Spoiler: happy buzzing!!!!!!! i saw art that gave me gender euphoria and i'm happy and i feel good and every time i look at it i just feel so wonderful!!!!!!!!
Spoiler *talks about literally anything* *does not receive desired amount of attention from talking about thing* *tries to erase all evidence of the fact that i ever said anything because leaving evidence of Not Enough Attention makes me want to die*
Spoiler i don't deserve him, i take and take from him and never give anything back. i'm stupid and worthless all i ever do is melt downband hurt him, can't he see i'm hurting him??????? i should leave, it doesn'tcmatter how much it hurts i should leave before he realizes I'm bad
i made him doubt that i love him im sick im sick im evil i cantbbreathe i hurt him i hurt him hes goijh to hate me and i hurt him im so skorry
ive explained but now the fear is there. and i hurt him, i can't get around that and I'm not going to make excuses for myself.

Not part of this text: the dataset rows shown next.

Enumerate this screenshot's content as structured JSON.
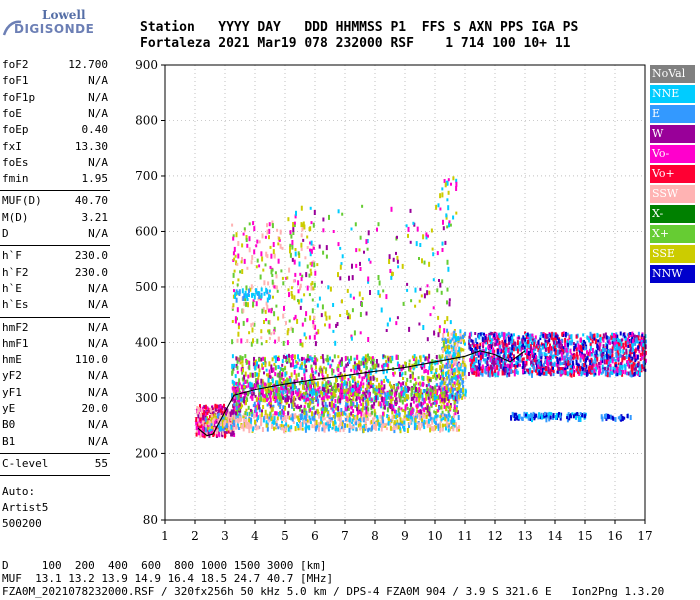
{
  "logo": {
    "line1": "Lowell",
    "line2": "DIGISONDE"
  },
  "header": {
    "labels": "Station   YYYY DAY   DDD HHMMSS P1  FFS S AXN PPS IGA PS",
    "values": "Fortaleza 2021 Mar19 078 232000 RSF    1 714 100 10+ 11"
  },
  "params": {
    "group1": [
      {
        "name": "foF2",
        "value": "12.700"
      },
      {
        "name": "foF1",
        "value": "N/A"
      },
      {
        "name": "foF1p",
        "value": "N/A"
      },
      {
        "name": "foE",
        "value": "N/A"
      },
      {
        "name": "foEp",
        "value": "0.40"
      },
      {
        "name": "fxI",
        "value": "13.30"
      },
      {
        "name": "foEs",
        "value": "N/A"
      },
      {
        "name": "fmin",
        "value": "1.95"
      }
    ],
    "group2": [
      {
        "name": "MUF(D)",
        "value": "40.70"
      },
      {
        "name": "M(D)",
        "value": "3.21"
      },
      {
        "name": "D",
        "value": "N/A"
      }
    ],
    "group3": [
      {
        "name": "h`F",
        "value": "230.0"
      },
      {
        "name": "h`F2",
        "value": "230.0"
      },
      {
        "name": "h`E",
        "value": "N/A"
      },
      {
        "name": "h`Es",
        "value": "N/A"
      }
    ],
    "group4": [
      {
        "name": "hmF2",
        "value": "N/A"
      },
      {
        "name": "hmF1",
        "value": "N/A"
      },
      {
        "name": "hmE",
        "value": "110.0"
      },
      {
        "name": "yF2",
        "value": "N/A"
      },
      {
        "name": "yF1",
        "value": "N/A"
      },
      {
        "name": "yE",
        "value": "20.0"
      },
      {
        "name": "B0",
        "value": "N/A"
      },
      {
        "name": "B1",
        "value": "N/A"
      }
    ],
    "group5": [
      {
        "name": "C-level",
        "value": "55"
      }
    ]
  },
  "auto": {
    "line1": "Auto:",
    "line2": "Artist5",
    "line3": "500200"
  },
  "legend": [
    {
      "label": "NoVal",
      "color": "#808080"
    },
    {
      "label": "NNE",
      "color": "#00ccff"
    },
    {
      "label": "E",
      "color": "#3399ff"
    },
    {
      "label": "W",
      "color": "#990099"
    },
    {
      "label": "Vo-",
      "color": "#ff00cc"
    },
    {
      "label": "Vo+",
      "color": "#ff0033"
    },
    {
      "label": "SSW",
      "color": "#ffb3b3"
    },
    {
      "label": "X-",
      "color": "#008000"
    },
    {
      "label": "X+",
      "color": "#66cc33"
    },
    {
      "label": "SSE",
      "color": "#cccc00"
    },
    {
      "label": "NNW",
      "color": "#0000cc"
    }
  ],
  "footer": {
    "line1": "D     100  200  400  600  800 1000 1500 3000 [km]",
    "line2": "MUF  13.1 13.2 13.9 14.9 16.4 18.5 24.7 40.7 [MHz]",
    "line3": "FZA0M_2021078232000.RSF / 320fx256h 50 kHz 5.0 km / DPS-4 FZA0M 904 / 3.9 S 321.6 E   Ion2Png 1.3.20"
  },
  "chart_data": {
    "type": "scatter",
    "xlim": [
      1,
      17
    ],
    "ylim": [
      80,
      900
    ],
    "x_ticks": [
      "1",
      "2",
      "3",
      "4",
      "5",
      "6",
      "7",
      "8",
      "9",
      "10",
      "11",
      "12",
      "13",
      "14",
      "15",
      "16",
      "17"
    ],
    "y_ticks": [
      "80",
      "200",
      "300",
      "400",
      "500",
      "600",
      "700",
      "800",
      "900"
    ],
    "grid": "dotted",
    "trace": {
      "x": [
        2.1,
        2.4,
        2.6,
        2.9,
        3.3,
        4.0,
        5.0,
        6.0,
        7.0,
        8.0,
        9.0,
        10.0,
        11.0,
        11.5,
        12.0,
        12.5,
        13.0
      ],
      "y": [
        245,
        232,
        235,
        265,
        305,
        315,
        325,
        333,
        340,
        348,
        355,
        365,
        375,
        385,
        378,
        365,
        385
      ]
    },
    "echo_clusters": [
      {
        "x": [
          2.0,
          3.3
        ],
        "y": [
          235,
          290
        ],
        "colors": [
          "#ffb3b3",
          "#ff00cc",
          "#990099",
          "#ff0033"
        ],
        "n": 300
      },
      {
        "x": [
          2.3,
          10.8
        ],
        "y": [
          245,
          275
        ],
        "colors": [
          "#ffb3b3",
          "#ffb3b3",
          "#00ccff",
          "#3399ff",
          "#cccc00"
        ],
        "n": 700
      },
      {
        "x": [
          3.2,
          10.8
        ],
        "y": [
          275,
          330
        ],
        "colors": [
          "#990099",
          "#ff00cc",
          "#3399ff",
          "#cccc00",
          "#66cc33"
        ],
        "n": 900
      },
      {
        "x": [
          3.2,
          10.8
        ],
        "y": [
          300,
          380
        ],
        "colors": [
          "#cccc00",
          "#66cc33",
          "#00ccff",
          "#990099",
          "#ff00cc"
        ],
        "n": 900
      },
      {
        "x": [
          10.2,
          11.0
        ],
        "y": [
          300,
          425
        ],
        "colors": [
          "#00ccff",
          "#3399ff",
          "#cccc00",
          "#ffb3b3"
        ],
        "n": 220
      },
      {
        "x": [
          11.1,
          17.0
        ],
        "y": [
          345,
          420
        ],
        "colors": [
          "#ff0033",
          "#ff00cc",
          "#0000cc",
          "#990099",
          "#3399ff",
          "#00ccff"
        ],
        "n": 1500
      },
      {
        "x": [
          12.5,
          15.0
        ],
        "y": [
          265,
          275
        ],
        "colors": [
          "#3399ff",
          "#0000cc",
          "#00ccff"
        ],
        "n": 120
      },
      {
        "x": [
          15.5,
          16.5
        ],
        "y": [
          265,
          273
        ],
        "colors": [
          "#0000cc",
          "#3399ff"
        ],
        "n": 30
      },
      {
        "x": [
          3.2,
          6.0
        ],
        "y": [
          400,
          620
        ],
        "colors": [
          "#cccc00",
          "#ffb3b3",
          "#66cc33",
          "#ff00cc"
        ],
        "n": 260
      },
      {
        "x": [
          5.0,
          10.5
        ],
        "y": [
          400,
          650
        ],
        "colors": [
          "#cccc00",
          "#00ccff",
          "#990099",
          "#ff00cc",
          "#66cc33"
        ],
        "n": 220
      },
      {
        "x": [
          3.3,
          4.5
        ],
        "y": [
          480,
          500
        ],
        "colors": [
          "#00ccff",
          "#3399ff"
        ],
        "n": 40
      },
      {
        "x": [
          10.0,
          10.7
        ],
        "y": [
          620,
          700
        ],
        "colors": [
          "#00ccff",
          "#cccc00",
          "#ff00cc"
        ],
        "n": 25
      }
    ]
  }
}
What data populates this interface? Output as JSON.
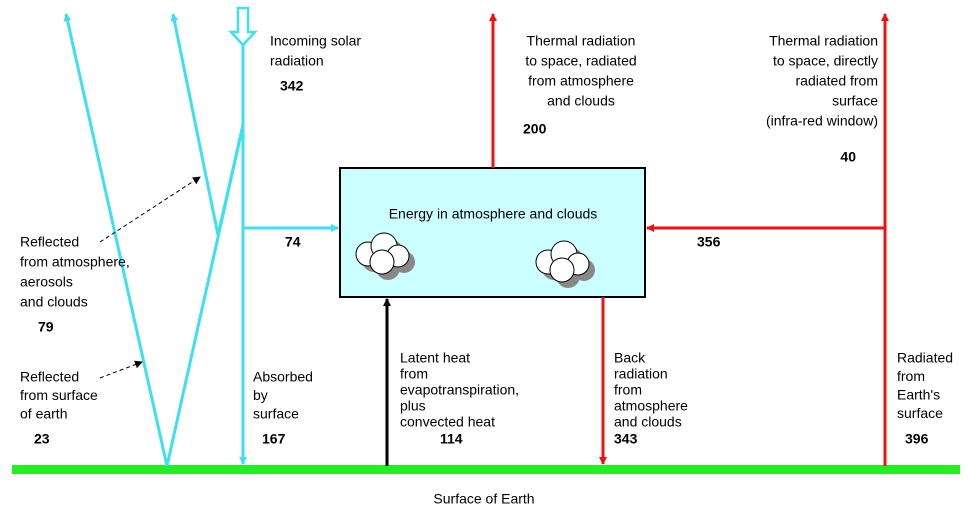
{
  "box_label": "Energy in atmosphere and clouds",
  "surface_label": "Surface of Earth",
  "flows": [
    {
      "lines": [
        "Incoming solar",
        "radiation"
      ],
      "value": 342
    },
    {
      "lines": [
        "Thermal radiation",
        "to space, radiated",
        "from atmosphere",
        "and clouds"
      ],
      "value": 200
    },
    {
      "lines": [
        "Thermal radiation",
        "to space, directly",
        "radiated from",
        "surface",
        "(infra-red window)"
      ],
      "value": 40
    },
    {
      "lines": [
        "Reflected",
        "from atmosphere,",
        "aerosols",
        "and clouds"
      ],
      "value": 79
    },
    {
      "lines": [
        "Reflected",
        "from surface",
        "of earth"
      ],
      "value": 23
    },
    {
      "lines": [
        "Absorbed",
        "by",
        "surface"
      ],
      "value": 167
    },
    {
      "lines": [
        "Latent heat",
        "from",
        "evapotranspiration,",
        "plus",
        "convected heat"
      ],
      "value": 114
    },
    {
      "lines": [
        "Back",
        "radiation",
        "from",
        "atmosphere",
        "and clouds"
      ],
      "value": 343
    },
    {
      "lines": [
        "Radiated",
        "from",
        "Earth's",
        "surface"
      ],
      "value": 396
    }
  ],
  "arrow_values": [
    74,
    356
  ]
}
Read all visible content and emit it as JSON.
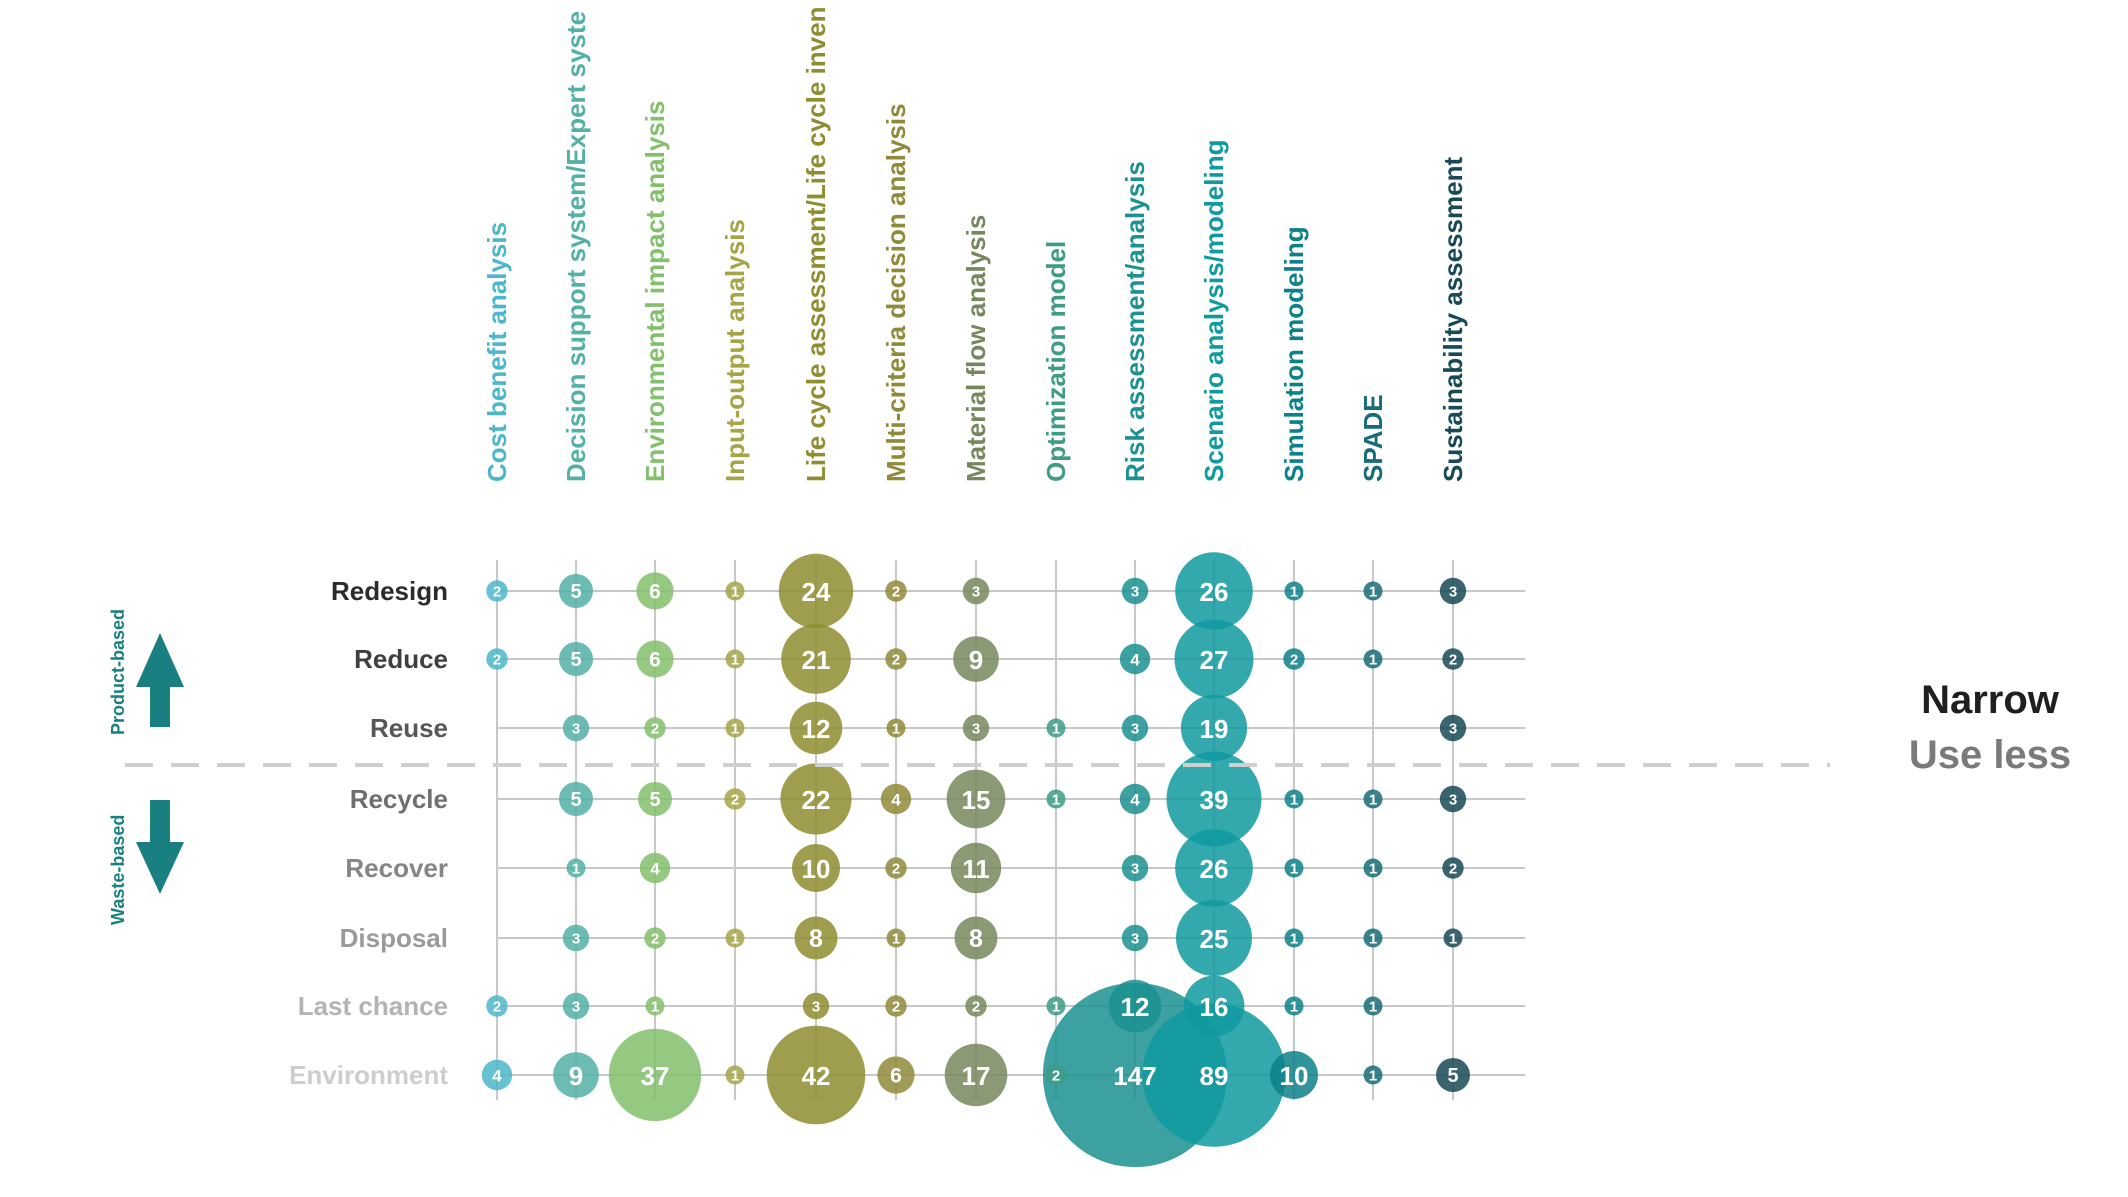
{
  "chart_data": {
    "type": "bubble-matrix",
    "columns": [
      {
        "label": "Cost benefit analysis",
        "color": "#4bb7c9"
      },
      {
        "label": "Decision support system/Expert syste",
        "color": "#52b0a6"
      },
      {
        "label": "Environmental impact analysis",
        "color": "#82c06b"
      },
      {
        "label": "Input-output analysis",
        "color": "#a5a447"
      },
      {
        "label": "Life cycle assessment/Life cycle inven",
        "color": "#8e8d2f"
      },
      {
        "label": "Multi-criteria decision analysis",
        "color": "#8f8a3a"
      },
      {
        "label": "Material flow analysis",
        "color": "#77875d"
      },
      {
        "label": "Optimization model",
        "color": "#3d9b86"
      },
      {
        "label": "Risk assessment/analysis",
        "color": "#1b9192"
      },
      {
        "label": "Scenario analysis/modeling",
        "color": "#0f9aa0"
      },
      {
        "label": "Simulation modeling",
        "color": "#0d8189"
      },
      {
        "label": "SPADE",
        "color": "#166c78"
      },
      {
        "label": "Sustainability assessment",
        "color": "#174a56"
      }
    ],
    "rows": [
      {
        "label": "Redesign",
        "color": "#2b2b2b"
      },
      {
        "label": "Reduce",
        "color": "#3f3f3f"
      },
      {
        "label": "Reuse",
        "color": "#575757"
      },
      {
        "label": "Recycle",
        "color": "#6f6f6f"
      },
      {
        "label": "Recover",
        "color": "#858585"
      },
      {
        "label": "Disposal",
        "color": "#9a9a9a"
      },
      {
        "label": "Last chance",
        "color": "#b3b3b3"
      },
      {
        "label": "Environment",
        "color": "#cdcdcd"
      }
    ],
    "values": [
      [
        2,
        5,
        6,
        1,
        24,
        2,
        3,
        null,
        3,
        26,
        1,
        1,
        3
      ],
      [
        2,
        5,
        6,
        1,
        21,
        2,
        9,
        null,
        4,
        27,
        2,
        1,
        2
      ],
      [
        null,
        3,
        2,
        1,
        12,
        1,
        3,
        1,
        3,
        19,
        null,
        null,
        3
      ],
      [
        null,
        5,
        5,
        2,
        22,
        4,
        15,
        1,
        4,
        39,
        1,
        1,
        3
      ],
      [
        null,
        1,
        4,
        null,
        10,
        2,
        11,
        null,
        3,
        26,
        1,
        1,
        2
      ],
      [
        null,
        3,
        2,
        1,
        8,
        1,
        8,
        null,
        3,
        25,
        1,
        1,
        1
      ],
      [
        2,
        3,
        1,
        null,
        3,
        2,
        2,
        1,
        12,
        16,
        1,
        1,
        null
      ],
      [
        4,
        9,
        37,
        1,
        42,
        6,
        17,
        2,
        147,
        89,
        10,
        1,
        5
      ]
    ],
    "side_labels": {
      "top": "Product-based",
      "bottom": "Waste-based"
    },
    "scope": {
      "primary": "Narrow",
      "secondary": "Use less"
    },
    "colors": {
      "arrow": "#1a7f80",
      "grid": "#c8c8c8",
      "divider": "#cfcfcf",
      "scope_primary": "#1f1f1f",
      "scope_secondary": "#7a7a7a"
    }
  }
}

I'm glad you did. There’s no need to make excuses for yourself or self flagellating, you can just try not to do the thing in the future. People hurt each other in relationships, it's okay.
you don't need to back off, i'm thankful actually. we're talking. we're both calmer. i still feel horrible, and i can't tell now if i'm in the good person or bad person box. on one hand, i hurt him, and that's always inexcusable, and my original concern still stands (that i'm tricking myself into thinking i love him but actually i'm just s bad borderline using him for validation/sex/gifts/whatever). anything that puts me in a good person box is an excuse (but i didn't mean to, but i apologized, but sometimes people in relationships hurt each other.) when do i cross the line from person who made a mistake into person who is manipulative and abusive? ....i feel like such a shitty boyfriend. ughh.
Open communication and having good third party opinions works. It might be less complicated when you're getting good treatment for your bpd.